Pek çok UBP'linin de bu uzun ve sert mücadele sürecinde CTP'nin ve CTP'lilerin şimşeklerini üzerine çektiği de açıktır.

Ama ne isterse olsun, aramızdaki sert siyasi konumlanışa karşın, belki bu toplumun yapısından, belki adalı oluşumuzun özelliğinden, tabanda her iki partinin insanları aralarındaki insani ilişkiyi öldürmediler. Şimdi bu iki ana akım, koalisyon hükümeti kurmaya karar verdi. Bu çeşitli açılardan önemlidir.

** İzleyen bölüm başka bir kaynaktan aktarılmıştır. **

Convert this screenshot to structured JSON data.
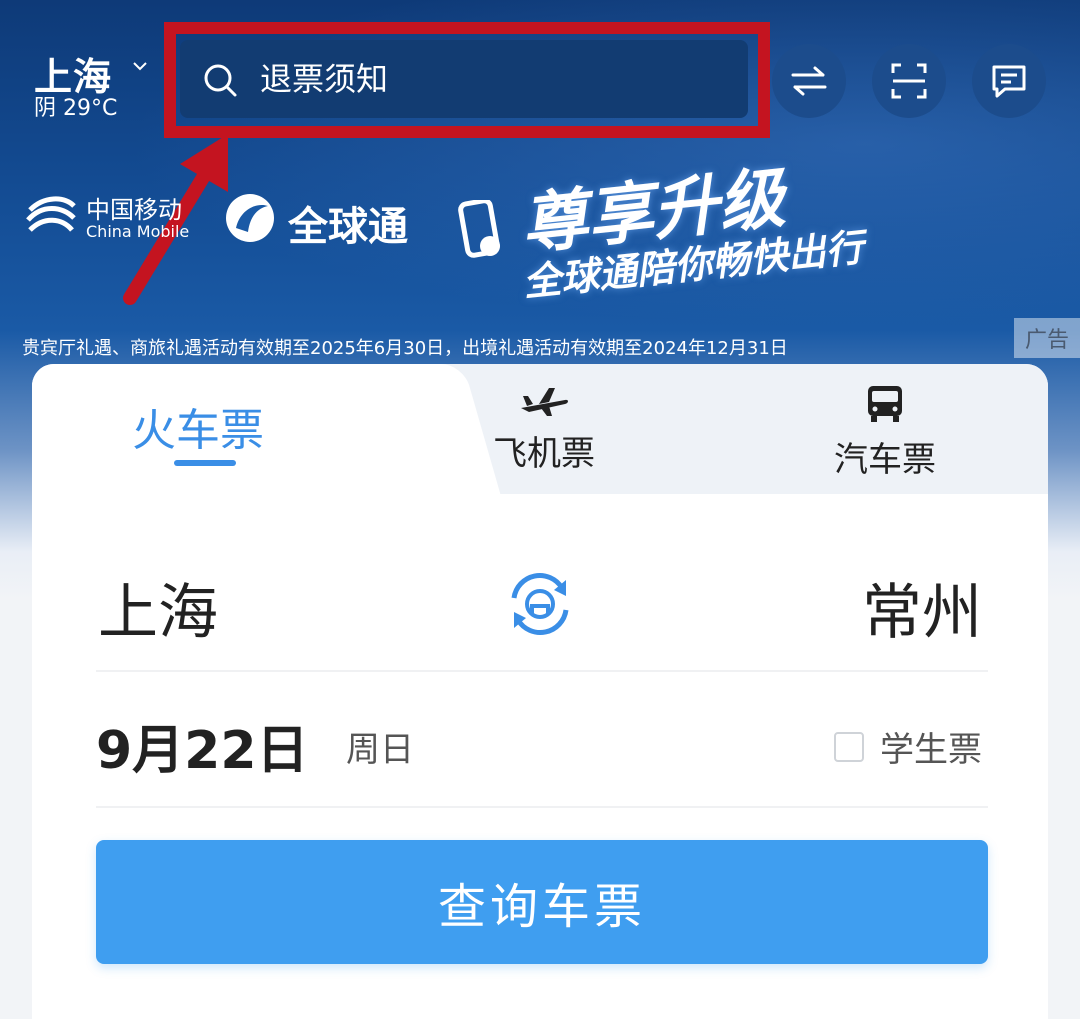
{
  "header": {
    "city": "上海",
    "weather": "阴 29°C",
    "search_text": "退票须知"
  },
  "banner": {
    "china_mobile_cn": "中国移动",
    "china_mobile_en": "China Mobile",
    "brand": "全球通",
    "slogan_main": "尊享升级",
    "slogan_sub": "全球通陪你畅快出行",
    "disclaimer": "贵宾厅礼遇、商旅礼遇活动有效期至2025年6月30日，出境礼遇活动有效期至2024年12月31日",
    "ad_tag": "广告"
  },
  "tabs": [
    {
      "label": "火车票",
      "active": true
    },
    {
      "label": "飞机票",
      "icon": "airplane-icon"
    },
    {
      "label": "汽车票",
      "icon": "bus-icon"
    }
  ],
  "route": {
    "from": "上海",
    "to": "常州"
  },
  "date": {
    "value": "9月22日",
    "weekday": "周日"
  },
  "student_ticket_label": "学生票",
  "query_button": "查询车票",
  "colors": {
    "accent": "#3a8ee6",
    "button": "#3f9ef0",
    "highlight": "#c41420"
  }
}
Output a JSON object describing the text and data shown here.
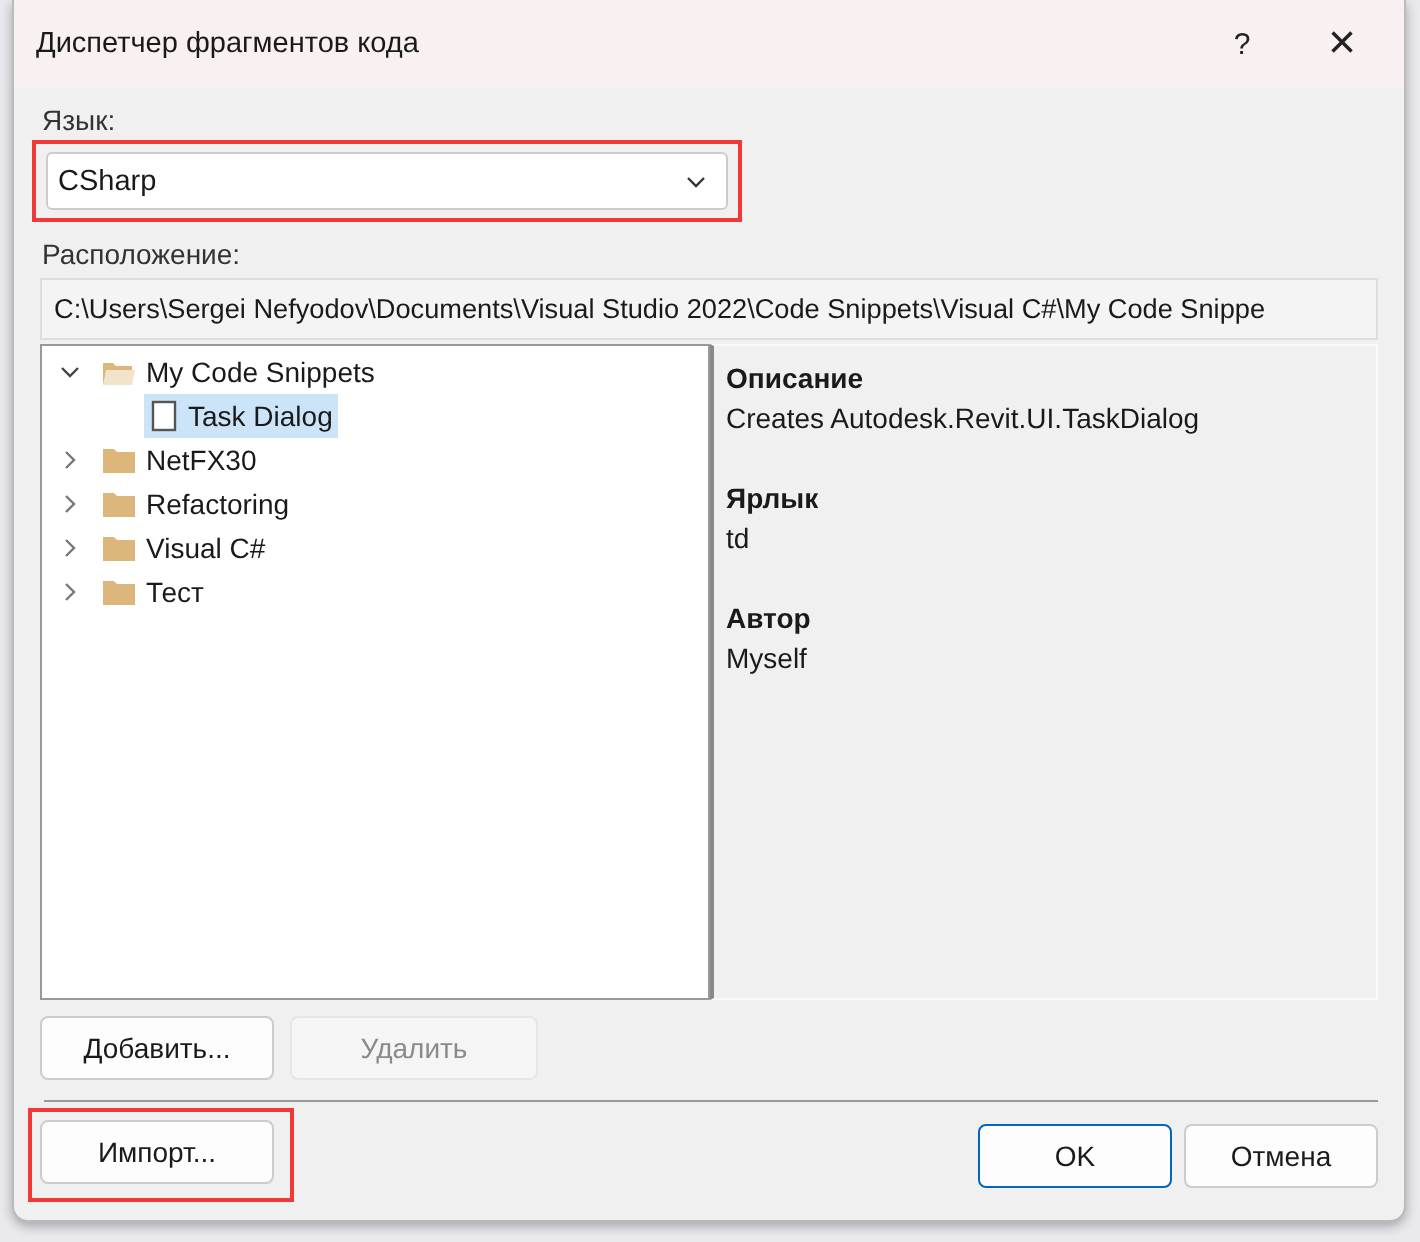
{
  "window": {
    "title": "Диспетчер фрагментов кода",
    "help_button": "?",
    "close_button": "×"
  },
  "language": {
    "label": "Язык:",
    "value": "CSharp",
    "highlighted": true
  },
  "location": {
    "label": "Расположение:",
    "value": "C:\\Users\\Sergei Nefyodov\\Documents\\Visual Studio 2022\\Code Snippets\\Visual C#\\My Code Snippe"
  },
  "tree": [
    {
      "label": "My Code Snippets",
      "kind": "folder",
      "expanded": true,
      "selected": false,
      "children": [
        {
          "label": "Task Dialog",
          "kind": "snippet",
          "selected": true
        }
      ]
    },
    {
      "label": "NetFX30",
      "kind": "folder",
      "expanded": false,
      "selected": false
    },
    {
      "label": "Refactoring",
      "kind": "folder",
      "expanded": false,
      "selected": false
    },
    {
      "label": "Visual C#",
      "kind": "folder",
      "expanded": false,
      "selected": false
    },
    {
      "label": "Тест",
      "kind": "folder",
      "expanded": false,
      "selected": false
    }
  ],
  "details": [
    {
      "heading": "Описание",
      "value": "Creates Autodesk.Revit.UI.TaskDialog"
    },
    {
      "heading": "Ярлык",
      "value": "td"
    },
    {
      "heading": "Автор",
      "value": "Myself"
    }
  ],
  "list_buttons": [
    {
      "label": "Добавить...",
      "disabled": false
    },
    {
      "label": "Удалить",
      "disabled": true
    }
  ],
  "import_button": {
    "label": "Импорт...",
    "highlighted": true
  },
  "dialog_buttons": [
    {
      "label": "OK",
      "kind": "default"
    },
    {
      "label": "Отмена",
      "kind": "normal"
    }
  ]
}
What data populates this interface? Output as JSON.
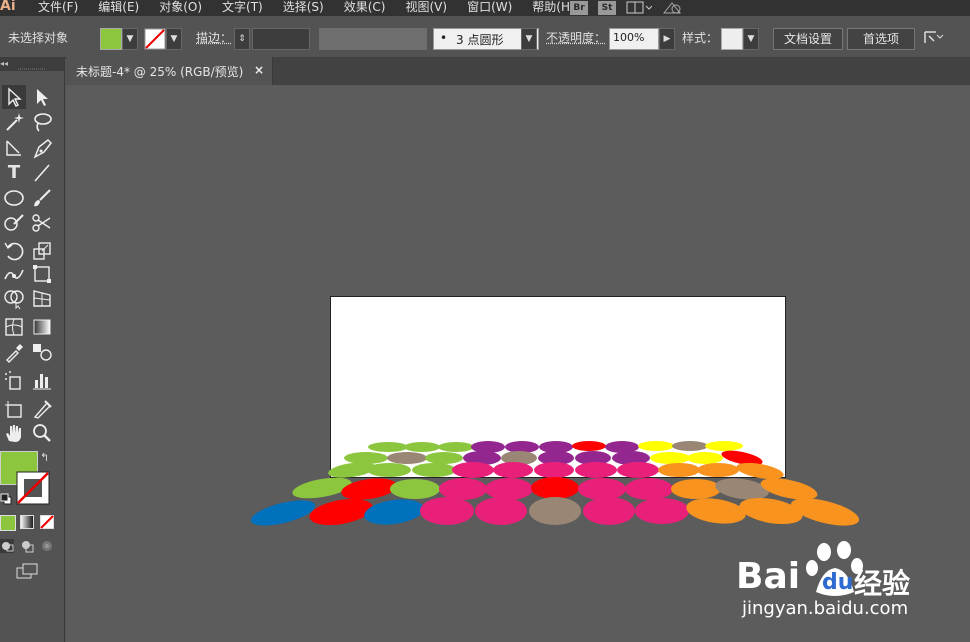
{
  "app": {
    "logo": "Ai"
  },
  "menu": {
    "items": [
      "文件(F)",
      "编辑(E)",
      "对象(O)",
      "文字(T)",
      "选择(S)",
      "效果(C)",
      "视图(V)",
      "窗口(W)",
      "帮助(H)"
    ],
    "bridge_badge": "Br",
    "stock_badge": "St"
  },
  "control": {
    "selection_status": "未选择对象",
    "fill_color": "#8cc63f",
    "stroke_label": "描边：",
    "brush_dot": "•",
    "brush_label": "3 点圆形",
    "opacity_label": "不透明度：",
    "opacity_value": "100%",
    "style_label": "样式：",
    "doc_setup_label": "文档设置",
    "preferences_label": "首选项"
  },
  "document": {
    "tab_title": "未标题-4* @ 25% (RGB/预览)",
    "close_glyph": "×"
  },
  "colors": {
    "green": "#8cc63f",
    "purple": "#93278f",
    "red": "#ff0000",
    "yellow": "#ffff00",
    "taupe": "#998675",
    "pink": "#e8207a",
    "orange": "#f7931e",
    "blue": "#0071bc"
  },
  "watermark": {
    "brand": "Bai",
    "brand_du": "du",
    "product": "经验",
    "url": "jingyan.baidu.com"
  }
}
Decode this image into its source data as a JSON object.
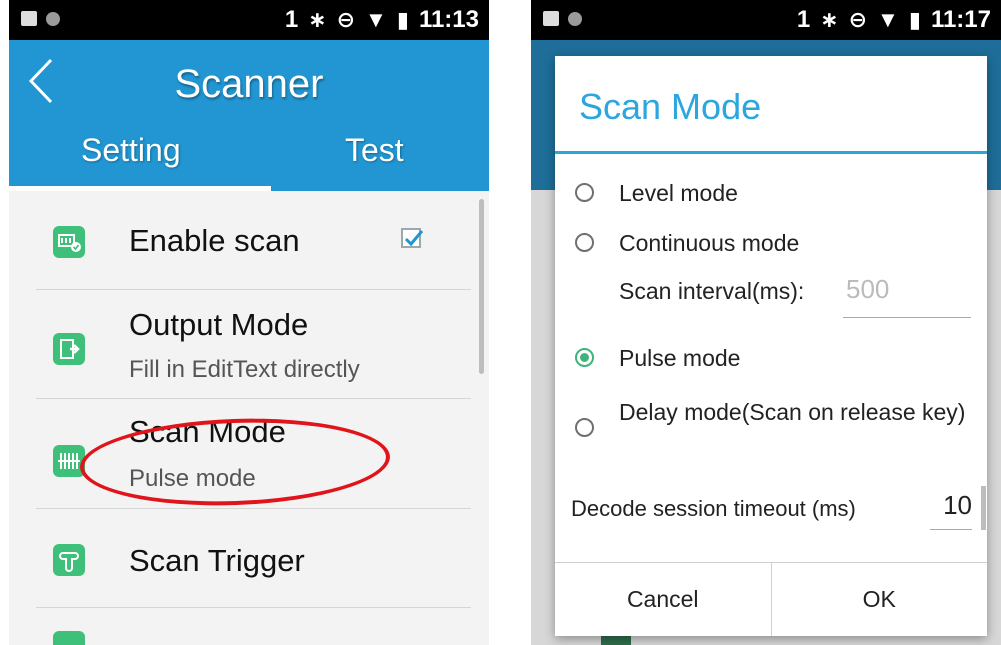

Bütün psikolojik sıkıntılara karşın bu önemli bir karardır.

Bir kere artık soğuk savaş koşulları yok. Ama dünyamız karma karışıktır. Bölgemiz alt üst olmuş durumdadır. Ne gelişeceği belli değildir.

Böylesi karmaşık bir ortamda, Kıbrıs sorunun çözümsüzlük şartlarında ve çözüm deviniminin devam ettiği günümüzde, bu iki ana akımın, demokratik, ekonomik, siyasi asgari noktalarda, sorunların aşılması için ortak hareket etme niyet beyanı olan bu koalisyon hükümeti kurma kararı, son derece önemlidir.

Bu hem iç sorunlar, hem de Kıbrıs sorunu bakımından önemlidir.

KIBRIS SORUNU…

Bir kere, bu adıma, Kıbrıs sorunun çözümüne dönük çok önemli bir görüşme sürecinin  devam ettiği koşullardaki konum bakımından da bakmak gerekir.
Şu anda, "Görüşme Masasında" , bu iki ana çizginin dışındaki bir siyasi parti geleneğimizden gelen CB Sayın Mustafa Akıncı bulunmaktadır. Sayın Akıncı, özü TKP olan, daha sonra da BDH ve TDP olan siyasi gelenekten gelmektedir.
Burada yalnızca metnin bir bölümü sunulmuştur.